Question by T CUSE 2: does methadone or methadose show up ona standard 5 panel urine drug test?
methadose which is pretty much the same as methadone. they use it in methadone clinics, does that and methadone show up on a standard 5 panel test. i hear it doesn’t i’d just like to know the answer for sure tho. thank you
Best answer:
Answer by Blibstodge
Yes it sure does. Methadone is an opiate the same thing that is the main ingredient of heroine and morphine and Oxycontin even Vicodin.
They will all be listed as opiates without differentiating them.
So if you took a little Methadone and little VIcodin and a little Heroine. It all adds up under OPIATES.
It is very hard to get past a urine test for opiates.
I don’t know about Qtpie but I am the guy in the lab doing these tests and methadone is lumped togehther with all opiates. There is no way to separate them
Answer by qtpie20121
No the previous post was wrong. methadone does not appear as an opiate on a 5 panel drugs screen or any other drug screen. Drugs on a 5 panel screen include Amphetamines (including Methamphetamine, “Crystal Meth”), Cannabinoids (THC, Marijuana), Cocaine, Opiates (Codeine, Morphine, Heroin, Oxycodone, Vicodin, etc.), & Phencyclidine (PCP).
Methadone does not cross react with the standard opiate drug screen. It must be specifically screened for.Most “drug tests” are really “drug screens”. That is, they only show that there is a probability that a substance similar to a particular drug is present in a sample. However, even though methadone and heroin are both “opioids” and have similar effects, their chemical structures are very different. For this reason, methadone does not react with the drug screens used to look for heroin. Therefore treatment programs use separate screens for methadone and heroin-type opioids (such as morphine and codeine).Opium is a black, gooey extract of the opium poppy (papaver somniferum). The main active ingredients in opium are the drugs morphine and codeine. These and other drugs found in or manufactured from opium are called “opiates”. Heroin is made from morphine so it is also an opiate.
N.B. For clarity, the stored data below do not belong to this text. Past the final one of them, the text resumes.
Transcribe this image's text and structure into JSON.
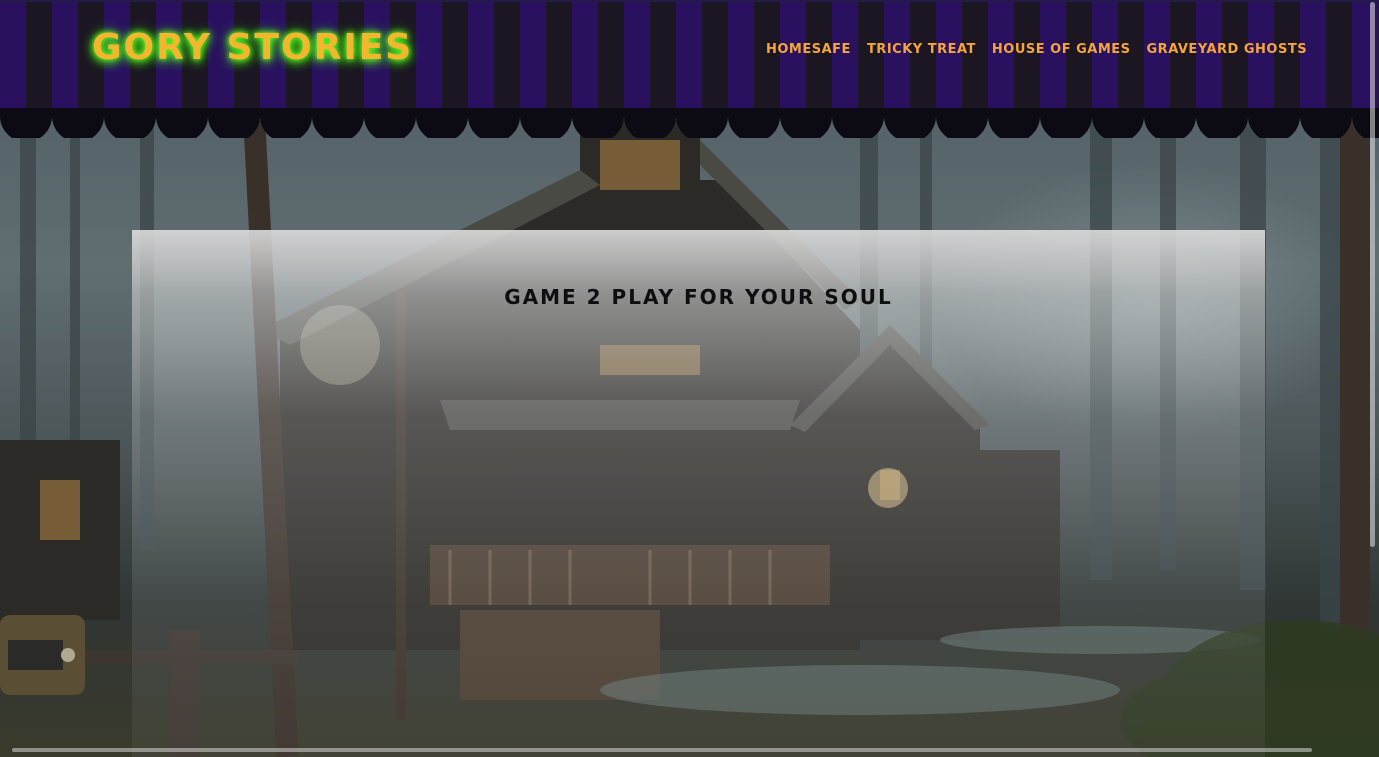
{
  "site": {
    "logo_text": "Gory Stories"
  },
  "nav": {
    "items": [
      {
        "label": "Homesafe"
      },
      {
        "label": "Tricky Treat"
      },
      {
        "label": "House of Games"
      },
      {
        "label": "Graveyard Ghosts"
      }
    ]
  },
  "main": {
    "title": "Game 2 Play for your soul"
  },
  "colors": {
    "stripe_purple": "#2a1160",
    "stripe_dark": "#1c1623",
    "logo": "#f3b62d",
    "logo_glow": "#3de010",
    "nav_link": "#f4a63a",
    "title": "#0e0e10"
  }
}
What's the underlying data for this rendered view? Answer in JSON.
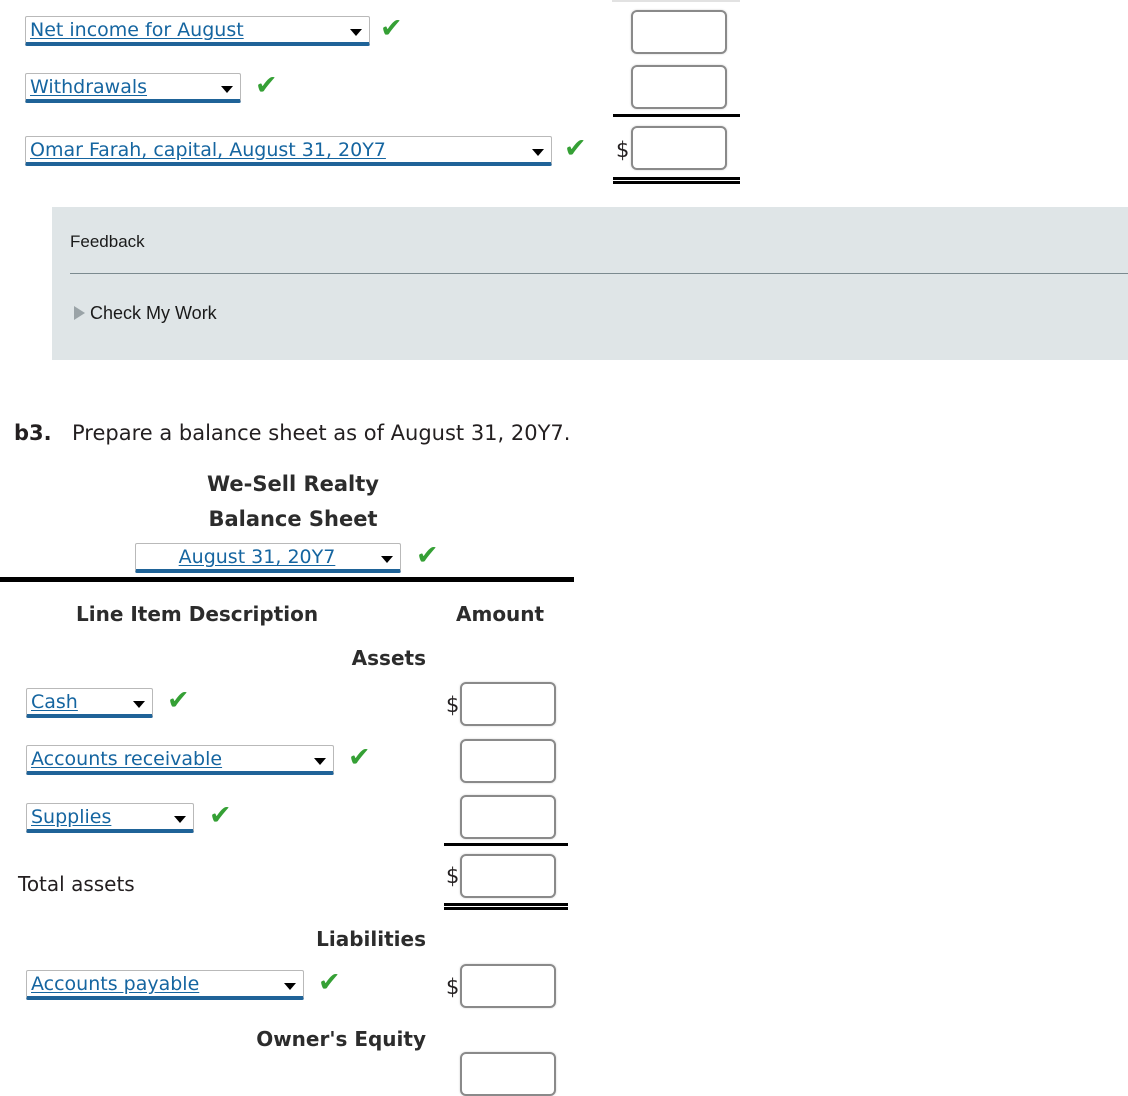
{
  "statement_of_equity": {
    "rows": [
      {
        "select_value": "Net income for August",
        "check": "✔",
        "has_dollar": false
      },
      {
        "select_value": "Withdrawals",
        "check": "✔",
        "has_dollar": false
      },
      {
        "select_value": "Omar Farah, capital, August 31, 20Y7",
        "check": "✔",
        "has_dollar": true,
        "dollar": "$"
      }
    ]
  },
  "feedback": {
    "title": "Feedback",
    "check_my_work_label": "Check My Work"
  },
  "question": {
    "number": "b3.",
    "prompt": "Prepare a balance sheet as of August 31, 20Y7."
  },
  "balance_sheet": {
    "company": "We-Sell Realty",
    "statement": "Balance Sheet",
    "date_select_value": "August 31, 20Y7",
    "date_check": "✔",
    "headers": {
      "description": "Line Item Description",
      "amount": "Amount"
    },
    "sections": {
      "assets": "Assets",
      "liabilities": "Liabilities",
      "owners_equity": "Owner's Equity"
    },
    "asset_rows": [
      {
        "select_value": "Cash",
        "check": "✔",
        "has_dollar": true,
        "dollar": "$"
      },
      {
        "select_value": "Accounts receivable",
        "check": "✔",
        "has_dollar": false
      },
      {
        "select_value": "Supplies",
        "check": "✔",
        "has_dollar": false
      }
    ],
    "total_assets": {
      "label": "Total assets",
      "dollar": "$"
    },
    "liability_rows": [
      {
        "select_value": "Accounts payable",
        "check": "✔",
        "has_dollar": true,
        "dollar": "$"
      }
    ]
  },
  "colors": {
    "select_text": "#1565a0",
    "select_underline": "#1f6398",
    "check_green": "#35a035",
    "feedback_bg": "#dfe5e7",
    "rule_black": "#000000"
  }
}
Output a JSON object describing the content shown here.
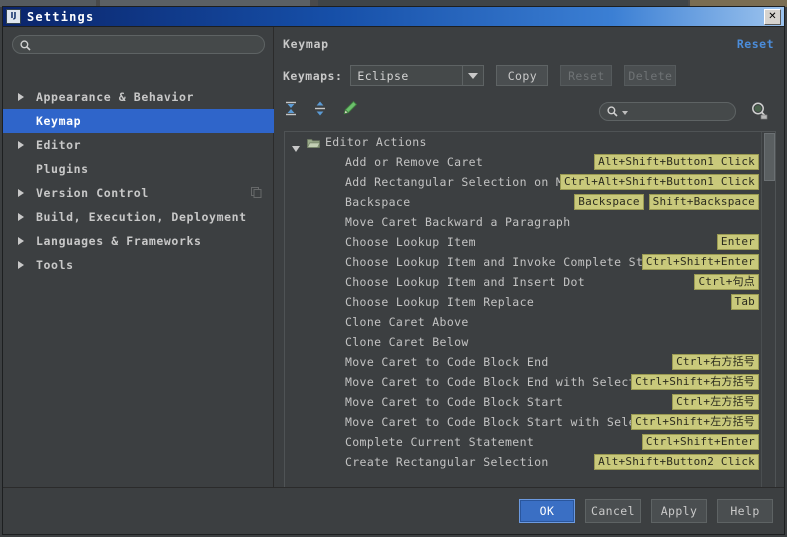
{
  "window": {
    "title": "Settings",
    "app_icon": "IJ",
    "close_icon": "close-icon",
    "close_glyph": "✕"
  },
  "sidebar": {
    "search": {
      "value": "",
      "placeholder": "",
      "icon": "search-icon"
    },
    "items": [
      {
        "label": "Appearance & Behavior",
        "expandable": true,
        "selected": false,
        "badge": null
      },
      {
        "label": "Keymap",
        "expandable": false,
        "selected": true,
        "badge": null
      },
      {
        "label": "Editor",
        "expandable": true,
        "selected": false,
        "badge": null
      },
      {
        "label": "Plugins",
        "expandable": false,
        "selected": false,
        "badge": null
      },
      {
        "label": "Version Control",
        "expandable": true,
        "selected": false,
        "badge": "copy-icon"
      },
      {
        "label": "Build, Execution, Deployment",
        "expandable": true,
        "selected": false,
        "badge": null
      },
      {
        "label": "Languages & Frameworks",
        "expandable": true,
        "selected": false,
        "badge": null
      },
      {
        "label": "Tools",
        "expandable": true,
        "selected": false,
        "badge": null
      }
    ]
  },
  "main": {
    "title": "Keymap",
    "reset_link": "Reset",
    "keymaps_label": "Keymaps:",
    "keymap_selected": "Eclipse",
    "buttons": [
      {
        "label": "Copy",
        "disabled": false
      },
      {
        "label": "Reset",
        "disabled": true
      },
      {
        "label": "Delete",
        "disabled": true
      }
    ],
    "toolbar_icons": [
      {
        "name": "collapse-all-icon"
      },
      {
        "name": "expand-all-icon"
      },
      {
        "name": "edit-shortcut-icon"
      }
    ],
    "filter_search": {
      "value": "",
      "placeholder": "",
      "icon": "search-icon"
    },
    "find_by_shortcut_icon": "find-by-shortcut-icon",
    "tree_root": {
      "label": "Editor Actions",
      "icon": "folder-icon",
      "expanded": true
    },
    "actions": [
      {
        "name": "Add or Remove Caret",
        "shortcuts": [
          "Alt+Shift+Button1 Click"
        ]
      },
      {
        "name": "Add Rectangular Selection on Mouse Drag",
        "shortcuts": [
          "Ctrl+Alt+Shift+Button1 Click"
        ]
      },
      {
        "name": "Backspace",
        "shortcuts": [
          "Backspace",
          "Shift+Backspace"
        ]
      },
      {
        "name": "Move Caret Backward a Paragraph",
        "shortcuts": []
      },
      {
        "name": "Choose Lookup Item",
        "shortcuts": [
          "Enter"
        ]
      },
      {
        "name": "Choose Lookup Item and Invoke Complete Statement",
        "shortcuts": [
          "Ctrl+Shift+Enter"
        ]
      },
      {
        "name": "Choose Lookup Item and Insert Dot",
        "shortcuts": [
          "Ctrl+句点"
        ]
      },
      {
        "name": "Choose Lookup Item Replace",
        "shortcuts": [
          "Tab"
        ]
      },
      {
        "name": "Clone Caret Above",
        "shortcuts": []
      },
      {
        "name": "Clone Caret Below",
        "shortcuts": []
      },
      {
        "name": "Move Caret to Code Block End",
        "shortcuts": [
          "Ctrl+右方括号"
        ]
      },
      {
        "name": "Move Caret to Code Block End with Selection",
        "shortcuts": [
          "Ctrl+Shift+右方括号"
        ]
      },
      {
        "name": "Move Caret to Code Block Start",
        "shortcuts": [
          "Ctrl+左方括号"
        ]
      },
      {
        "name": "Move Caret to Code Block Start with Selection",
        "shortcuts": [
          "Ctrl+Shift+左方括号"
        ]
      },
      {
        "name": "Complete Current Statement",
        "shortcuts": [
          "Ctrl+Shift+Enter"
        ]
      },
      {
        "name": "Create Rectangular Selection",
        "shortcuts": [
          "Alt+Shift+Button2 Click"
        ]
      }
    ]
  },
  "footer": {
    "buttons": [
      {
        "label": "OK",
        "default": true
      },
      {
        "label": "Cancel",
        "default": false
      },
      {
        "label": "Apply",
        "default": false
      },
      {
        "label": "Help",
        "default": false
      }
    ]
  },
  "colors": {
    "accent_selection": "#2f65ca",
    "link": "#4b8ddb",
    "shortcut_badge": "#c9c97b",
    "window_bg": "#3c3f41",
    "titlebar_start": "#0a246a"
  }
}
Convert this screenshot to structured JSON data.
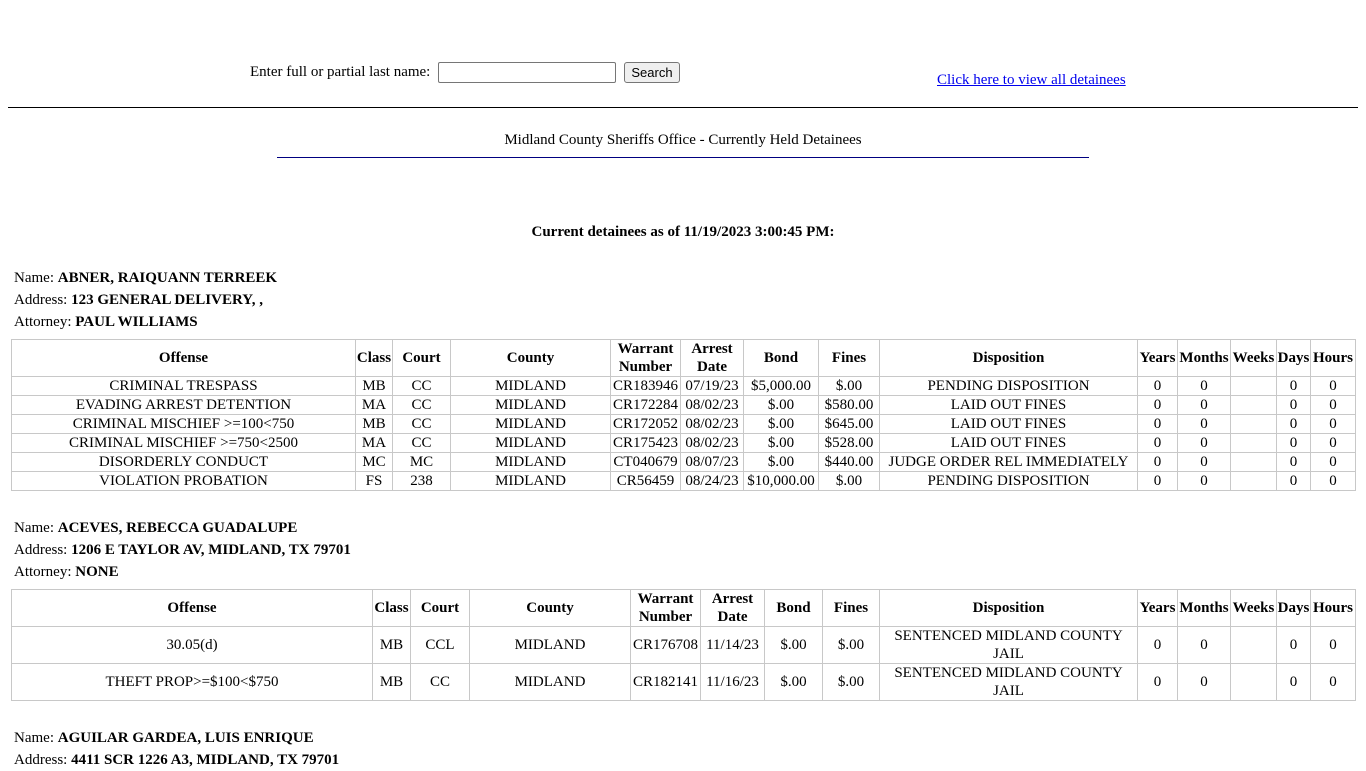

There are also drugs with effects like those of morphine but which are manufactured entirely in a laboratory. Methadone is an example of such a man-made drug. The term “opioid” is used to describe all these synthetic drugs as well as the ‘natural’ opiates. In other words, morphine, codeine, heroin, and methadone are all “opioids”, but only morphine, codeine, and heroin are “opiates.”